In the last GOP presidential debate, Mitt Romney expressed aloud that he wished he had spent more time criticizing President Barack Obama rather than his fellow Republicans. This happened prior to his 12-point loss in the South Carolina primary.
Now he is facing a contest in Florida in which two recent polls show him trailing behind former House Speaker Newt Gingrich. As a result, Romney is running a slew of negative messages on the Florida airwaves.
During the past few weeks, the Romney campaign and groups in support of his candidacy have spent millions on radio, television, and direct-mail advertising. As of Jan. 19, the campaign had already spent $2.4 million on television ads in the Sunshine State, according to the Campaign Media Analysis Group (CMAG) of Kantar Media.
Restore Our Future, a super PAC that supports the former Massachusetts governor, had already spent an additional amount of approximately $2.4 million, most of which had attacked Gingrich and former Pennsylvania Sen. Rick Santorum.
Romney’s campaign ads have run most frequently in the Orlando and Tampa markets, where 45 percent of the state’s 4 million registered Republicans live.
The ad campaign sought to influence the early voting in Florida, where roughly 200,000 people have already cast early and absentee ballots at a time when Romney appeared to have the momentum.

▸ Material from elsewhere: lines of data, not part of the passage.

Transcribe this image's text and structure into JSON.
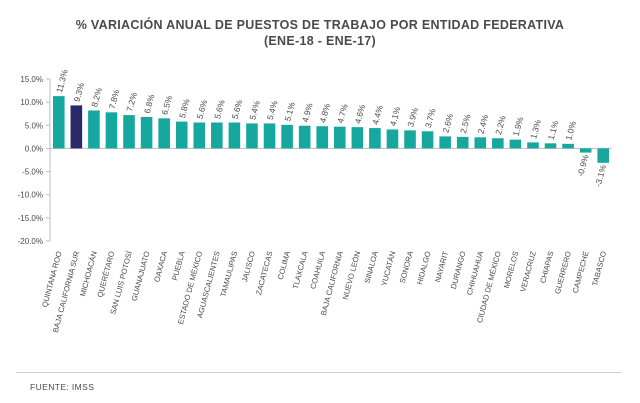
{
  "chart_data": {
    "type": "bar",
    "title": "% VARIACIÓN ANUAL DE PUESTOS DE TRABAJO POR ENTIDAD FEDERATIVA",
    "subtitle": "(ENE-18 - ENE-17)",
    "categories": [
      "QUINTANA ROO",
      "BAJA CALIFORNIA SUR",
      "MICHOACÁN",
      "QUERÉTARO",
      "SAN LUIS POTOSÍ",
      "GUANAJUATO",
      "OAXACA",
      "PUEBLA",
      "ESTADO DE MÉXICO",
      "AGUASCALIENTES",
      "TAMAULIPAS",
      "JALISCO",
      "ZACATECAS",
      "COLIMA",
      "TLAXCALA",
      "COAHUILA",
      "BAJA CALIFORNIA",
      "NUEVO LEÓN",
      "SINALOA",
      "YUCATÁN",
      "SONORA",
      "HIDALGO",
      "NAYARIT",
      "DURANGO",
      "CHIHUAHUA",
      "CIUDAD DE MÉXICO",
      "MORELOS",
      "VERACRUZ",
      "CHIAPAS",
      "GUERRERO",
      "CAMPECHE",
      "TABASCO"
    ],
    "values": [
      11.3,
      9.3,
      8.2,
      7.8,
      7.2,
      6.8,
      6.5,
      5.8,
      5.6,
      5.6,
      5.6,
      5.4,
      5.4,
      5.1,
      4.9,
      4.8,
      4.7,
      4.6,
      4.4,
      4.1,
      3.9,
      3.7,
      2.6,
      2.5,
      2.4,
      2.2,
      1.9,
      1.3,
      1.1,
      1.0,
      -0.9,
      -3.1
    ],
    "value_labels": [
      "11.3%",
      "9.3%",
      "8.2%",
      "7.8%",
      "7.2%",
      "6.8%",
      "6.5%",
      "5.8%",
      "5.6%",
      "5.6%",
      "5.6%",
      "5.4%",
      "5.4%",
      "5.1%",
      "4.9%",
      "4.8%",
      "4.7%",
      "4.6%",
      "4.4%",
      "4.1%",
      "3.9%",
      "3.7%",
      "2.6%",
      "2.5%",
      "2.4%",
      "2.2%",
      "1.9%",
      "1.3%",
      "1.1%",
      "1.0%",
      "-0.9%",
      "-3.1%"
    ],
    "highlight_index": 1,
    "ylim": [
      -20,
      15
    ],
    "yticks": [
      15,
      10,
      5,
      0,
      -5,
      -10,
      -15,
      -20
    ],
    "ytick_labels": [
      "15.0%",
      "10.0%",
      "5.0%",
      "0.0%",
      "-5.0%",
      "-10.0%",
      "-15.0%",
      "-20.0%"
    ],
    "grid": false,
    "colors": {
      "bar": "#16a89e",
      "highlight": "#2a2a6b",
      "text": "#4a4a4a",
      "axis": "#bdbdbd"
    }
  },
  "footer": {
    "source": "FUENTE: IMSS"
  }
}
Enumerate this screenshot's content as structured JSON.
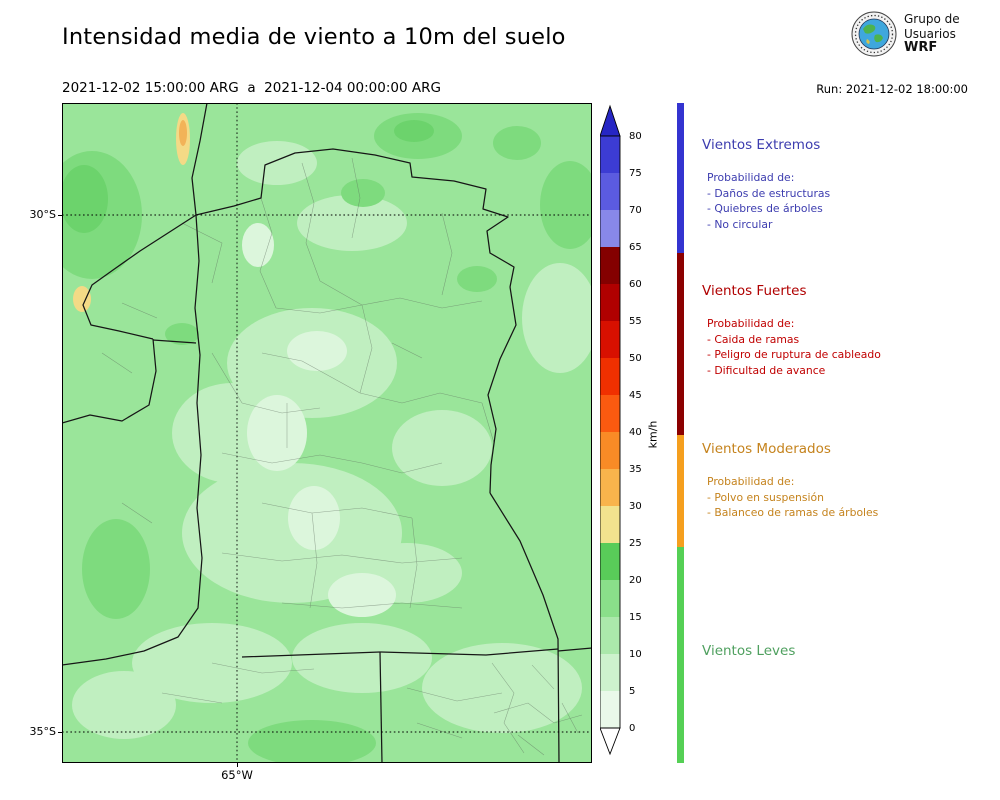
{
  "header": {
    "title": "Intensidad media de viento a 10m del suelo",
    "date_range": "2021-12-02 15:00:00 ARG  a  2021-12-04 00:00:00 ARG",
    "run_label": "Run: 2021-12-02 18:00:00",
    "logo": {
      "line1": "Grupo de",
      "line2": "Usuarios",
      "line3": "WRF"
    }
  },
  "map": {
    "lat_ticks": [
      "30°S",
      "35°S"
    ],
    "lon_ticks": [
      "65°W"
    ]
  },
  "colorbar": {
    "unit": "km/h",
    "ticks": [
      0,
      5,
      10,
      15,
      20,
      25,
      30,
      35,
      40,
      45,
      50,
      55,
      60,
      65,
      70,
      75,
      80
    ],
    "over_color": "#2626c4",
    "under_color": "#ffffff",
    "segment_colors_top_to_bottom": [
      "#3c3cd4",
      "#5b5be0",
      "#8888e8",
      "#840000",
      "#b00000",
      "#d81000",
      "#f03000",
      "#fa5a10",
      "#f98b26",
      "#f9b44c",
      "#f2e38e",
      "#59cc59",
      "#8adf8a",
      "#abe8ab",
      "#cdf2cd",
      "#e9f9e9"
    ]
  },
  "legend": {
    "categories": [
      {
        "id": "extremos",
        "title": "Vientos Extremos",
        "title_color": "#3c3caf",
        "text_color": "#3c3caf",
        "strip_color": "#3434d0",
        "lines": [
          "Probabilidad de:",
          "- Daños de estructuras",
          "- Quiebres de árboles",
          "- No circular"
        ]
      },
      {
        "id": "fuertes",
        "title": "Vientos Fuertes",
        "title_color": "#b00000",
        "text_color": "#c00000",
        "strip_color": "#8b0000",
        "lines": [
          "Probabilidad de:",
          "- Caida de ramas",
          "- Peligro de ruptura de cableado",
          "- Dificultad de avance"
        ]
      },
      {
        "id": "moderados",
        "title": "Vientos Moderados",
        "title_color": "#c5831d",
        "text_color": "#c5831d",
        "strip_color": "#f59f1e",
        "lines": [
          "Probabilidad de:",
          "- Polvo en suspensión",
          "- Balanceo de ramas de árboles"
        ]
      },
      {
        "id": "leves",
        "title": "Vientos Leves",
        "title_color": "#4fa05f",
        "text_color": "#4fa05f",
        "strip_color": "#55d055",
        "lines": []
      }
    ]
  }
}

A new 30-second ad released on Monday, which the Romney campaign is calling “Florida Families,” slams Gingrich for having “cashed in as a D.C. insider.”
In television footage, the narrator and displayed text state, “While Florida families lost everything in the housing crisis, Newt Gingrich cashed in.”
The ad then has Gingrich saying that he gave advice as a historian, after which the narrator asks, “An historian. Really?”
Television ads are paramount in Florida, a state that extends 500 miles from north to south and covers close to 66,000 square miles, diminishing the influence of retail politics on the electoral outcome of the upcoming primary.